Воспоминания. Время. Люди. Власть. Книга 2 - стр. 167
Когда создалось критическое положение в Польше и Венгрии, породившее для нас трудности, дипломаты Англии и Франции не первого ранга, встречаясь с сотрудниками наших посольств в своих столицах за чашкой кофе, высказывали такую мысль: «Мы с пониманием относимся к сложностям, которые возникли у вас в Польше и Венгрии. А вот у нас трудности с Египтом. Давайте негласно договоримся: вы своими средствами ликвидируете свои трудности, но не мешайте и нам». Видите, как империалисты хотели воспользоваться событиями, чтобы лишить нас возможности подняться в защиту египетского народа против колонизаторов. Но мы быстро справились со сложностями, развязав себе руки. И наш голос в защиту Египта оказался настолько мощным, что вынудил прекратить агрессию. Мы были рады, что у Идена и Ги Молле хватило мужества оборвать войну, которая и для Советского Союза стала своеобразной исторической вехой. Раньше считалось, что тот регион принадлежит Англии. Недаром, когда король Египта Фарук[226] обратился к Сталину с просьбой дать оружие для борьбы против Англии, Сталин отказал, высказав мнение, что там сфера влияния Великобритании и нам нечего совать туда нос. Мы же публично выступили против агрессоров, сами пригрозив им и заявив, что не можем оставаться безучастными и нейтральными. Теперь с нами на Ближнем Востоке стали считаться.

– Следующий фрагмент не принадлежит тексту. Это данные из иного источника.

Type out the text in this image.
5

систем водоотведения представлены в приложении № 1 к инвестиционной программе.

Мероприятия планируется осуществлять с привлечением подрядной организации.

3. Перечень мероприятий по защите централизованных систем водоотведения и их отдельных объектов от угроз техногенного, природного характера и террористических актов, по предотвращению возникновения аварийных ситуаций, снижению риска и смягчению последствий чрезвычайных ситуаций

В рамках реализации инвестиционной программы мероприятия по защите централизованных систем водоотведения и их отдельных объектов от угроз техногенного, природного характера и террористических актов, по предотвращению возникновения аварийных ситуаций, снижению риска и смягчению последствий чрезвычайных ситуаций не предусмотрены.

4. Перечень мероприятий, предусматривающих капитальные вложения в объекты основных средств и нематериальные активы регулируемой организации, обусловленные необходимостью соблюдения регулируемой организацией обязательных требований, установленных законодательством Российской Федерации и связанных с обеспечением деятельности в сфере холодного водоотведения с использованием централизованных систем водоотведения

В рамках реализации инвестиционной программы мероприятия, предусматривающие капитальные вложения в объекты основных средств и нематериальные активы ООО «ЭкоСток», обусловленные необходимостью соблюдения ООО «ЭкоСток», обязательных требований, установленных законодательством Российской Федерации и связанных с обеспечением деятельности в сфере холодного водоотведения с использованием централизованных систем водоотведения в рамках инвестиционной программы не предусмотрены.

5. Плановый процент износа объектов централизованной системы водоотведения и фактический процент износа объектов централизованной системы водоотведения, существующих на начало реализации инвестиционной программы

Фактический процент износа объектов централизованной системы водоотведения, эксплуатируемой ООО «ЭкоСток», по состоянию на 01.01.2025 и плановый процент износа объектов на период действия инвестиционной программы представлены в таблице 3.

Возвращаюсь к Венгрии. Весной 1958 года я выехал туда по приглашению правительства и ЦК ВСРП[227]. Было уже тепло. Когда я приехал, Кадар сказал, что на площади организуется митинг. Неподалеку оттуда размещалось посольство США. В нем долго проживал кардинал Миндсенти[228], глава католической церкви Венгрии, занимавший враждебную позицию в отношении социализма. Он представлял самое реакционное крыло контрреволюционных сил, которые действовали в 1956 году. Поэтому мы особое значение придавали этому митингу, не сомневаясь, что и Миндсенти, и американский посол будут наблюдать за ним и, может быть, слушать речи. Хотя им было достаточно агентов, которые присутствовали на митинге и записывали все, что там говорилось. С другой стороны, митинг привлекал всеобщее внимание еще и тем, что, когда стало известно, что я выезжаю в Венгрию, американские журналисты раструбили, что Хрущев носа на улицу не высунет. Если же станет расхаживать по улицам, как он имеет привычку делать, приезжая в другие страны, то это может выйти ему боком: венгры ему не простят применения воинской силы.
Венгерские товарищи открыли митинг. Я там был и выступил. В своей речи упрекал рабочих Венгрии и интеллигенцию за то, что они допустили контрреволюционный мятеж. Особенно адресовался, конечно, к рабочему классу.
На общегородской митинг собралось очень много народу. Кадар показал мне на балкон американского посольства: там стоял посол, а рядом – Миндсенти. «Товарищ Кадар, давайте, когда закончится митинг, сойдем с трибуны и пойдем в толпу», – сказал я. «Народу слишком много», – заколебался он. «Вот и хорошо, что много, пусть американцы посмотрят: они говорили, что Хрущев носа не высунет на улицы Будапешта. Так пусть увидят, как Хрущев и Кадар прямо с трибуны сошли в толпу и смешались с ней. Это будет полезно для прояснения тумана в головах недоброжелателей, для промывки мозгов». Так мы и поступили. Кончился митинг – мы сошли с трибуны и пошли прямо через газон. Это произвело хорошее впечатление и отрезвляюще подействовало на тех журналистов, которые разжигали враждебность, стремясь поссорить СССР с Венгрией. Мы преподали славный урок врагам социализма.